I love the beach. Born and raised on Cape Cod, I can’t recall a time in my life when the ocean didn’t represent complete bliss for me. You know that tranquil, blessed feeling of peace that we find in sivasana or in meditation or in church? A reflective place where the world falls away and everything makes sense? It’s the moment where song lyrics are written, life decisions made, and sorrows dissolved. For me, more often than not, this moment has an ocean view.
Not too long ago (about three weeks and 20 degrees ago, to be exact), I spent a weekend at the beach, where I tried to surf for the first time. It just might be my new favorite activity! I also enjoyed one of my oldest, favorite activities: disappearing down a stretch of sand and walking until fellow beach goers transform from people, to specks, to solitude.
I walked for a long time, knowing that this makeshift pilgrimage would serve as the day’s yoga practice, and I relished every sandy step, snapping imaginary photos in my mind in attempts to preserve the perfection of each moment lapping right up against the next. I think my gait even acquired a skip at one point. Turning my face skyward, like a lizard seeking warmth, I thought "I don’t want to be anywhere else than where I am, right now." Then, rather abruptly, I realized I wasn’t alone.
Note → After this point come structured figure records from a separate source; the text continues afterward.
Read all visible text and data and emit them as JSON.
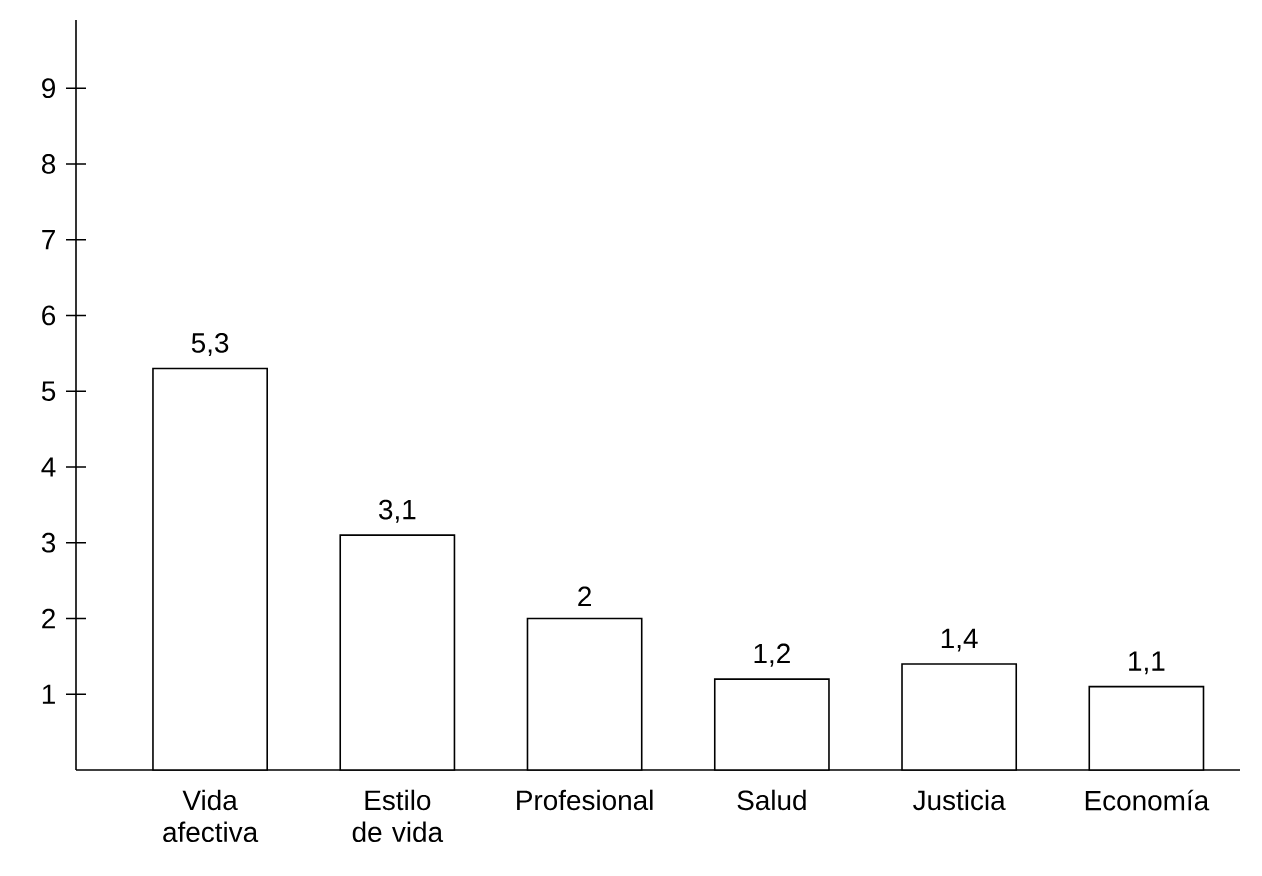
{
  "chart_data": {
    "type": "bar",
    "categories": [
      "Vida afectiva",
      "Estilo de vida",
      "Profesional",
      "Salud",
      "Justicia",
      "Economía"
    ],
    "values": [
      5.3,
      3.1,
      2,
      1.2,
      1.4,
      1.1
    ],
    "value_labels": [
      "5,3",
      "3,1",
      "2",
      "1,2",
      "1,4",
      "1,1"
    ],
    "color": "#ffffff",
    "ylim": [
      0,
      9.9
    ],
    "yticks": [
      1,
      2,
      3,
      4,
      5,
      6,
      7,
      8,
      9
    ]
  }
}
Two massive dogs were playing in the ocean just a few yards away; maybe there were three. As I approached, I quickly realized that these were the largest black Labs I’d ever seen; then, just as quickly, I realized they weren’t dogs at all, but massive sea lions. At this, my jaunty, silly walk froze to a standstill. My jaw dropped, and I think I omitted some sort of noise, one of shock and excitement, tinged with a hint of fear. These sea lions were HUGE. And, seemingly multiplying…
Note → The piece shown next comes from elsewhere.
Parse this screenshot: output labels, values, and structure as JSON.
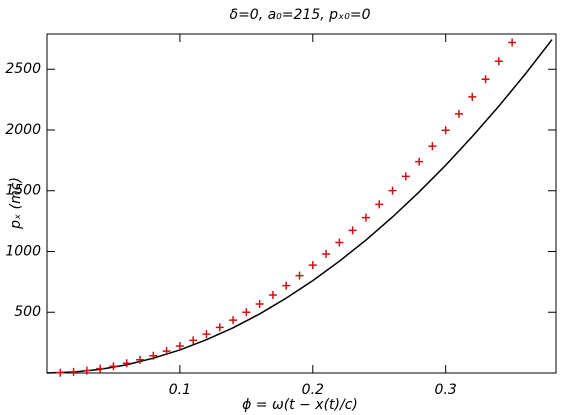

When I counted seven, I thought, "An auspicious number for a magical event" but soon, there were nine. As I counted up to ten, I think I laughed out loud, looked around, and wondered where everyone was. How could they all be missing this? Why was this natural wonder happening to me, alone? Prior to that day, I’d never seen one sea lion, let alone a gaggle of them. Giddily, I counted the bellies of two more creatures, until finally topping the count at lucky number 13. Surely, it was a sign. Of what, I don’t know… Should I play the lottery? Heck, I felt like I had just won the lottery! I hoped the mental snapshots that I took would last forever.
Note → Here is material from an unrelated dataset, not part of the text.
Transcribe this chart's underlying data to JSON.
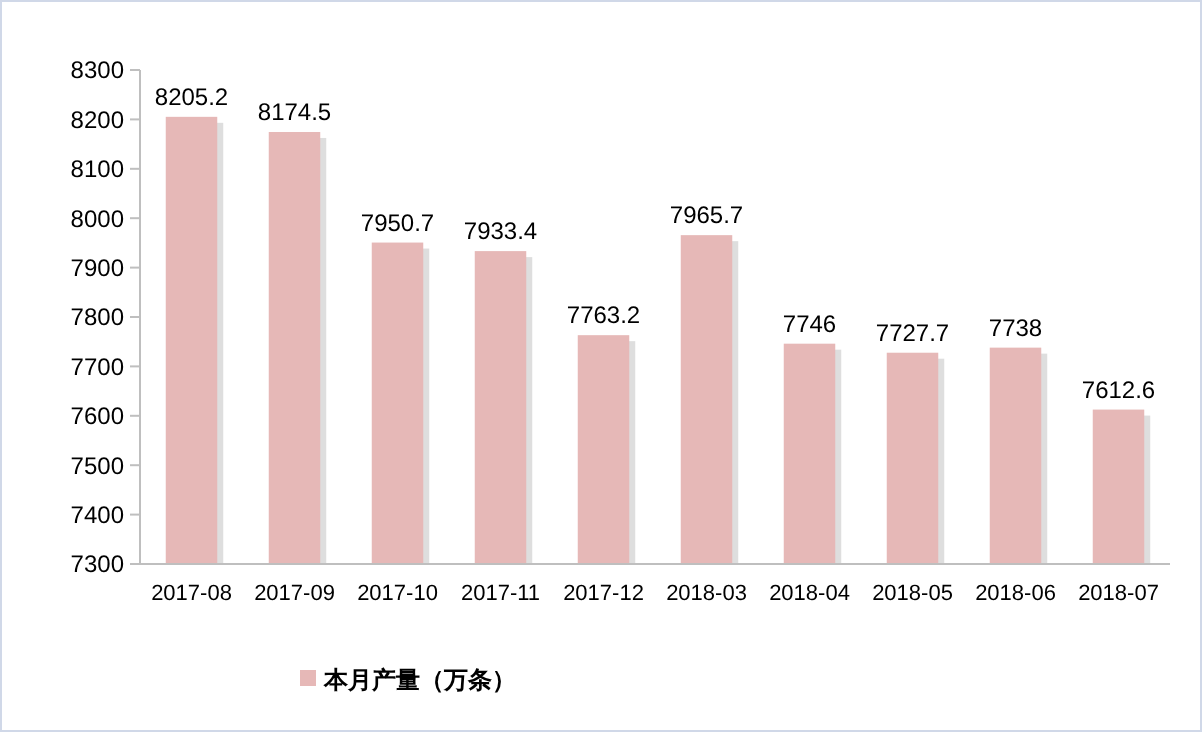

So far, they’ve served me well. In the past two days, I’ve experienced several blessings so powerful that they brought my movements to a standstill and dropped my jaw in amazement. Some of these moments occurred at Global Mala on Sunday in recognition of the U.N. International Peace Day and in the presence of like-minded yogis and esteemed meditation teachers like Ek Ong Kar Singh and Lama Surya Das. Others happened today at a local hospital where I greeted a relative after she’d awaken from a long, complicated rest.
Somehow, the sea lions keep surfacing in my mind, as massive, playful blessings that I am thrilled to uncover. Only the sea lions numbered 13, and my blessings, I am still counting.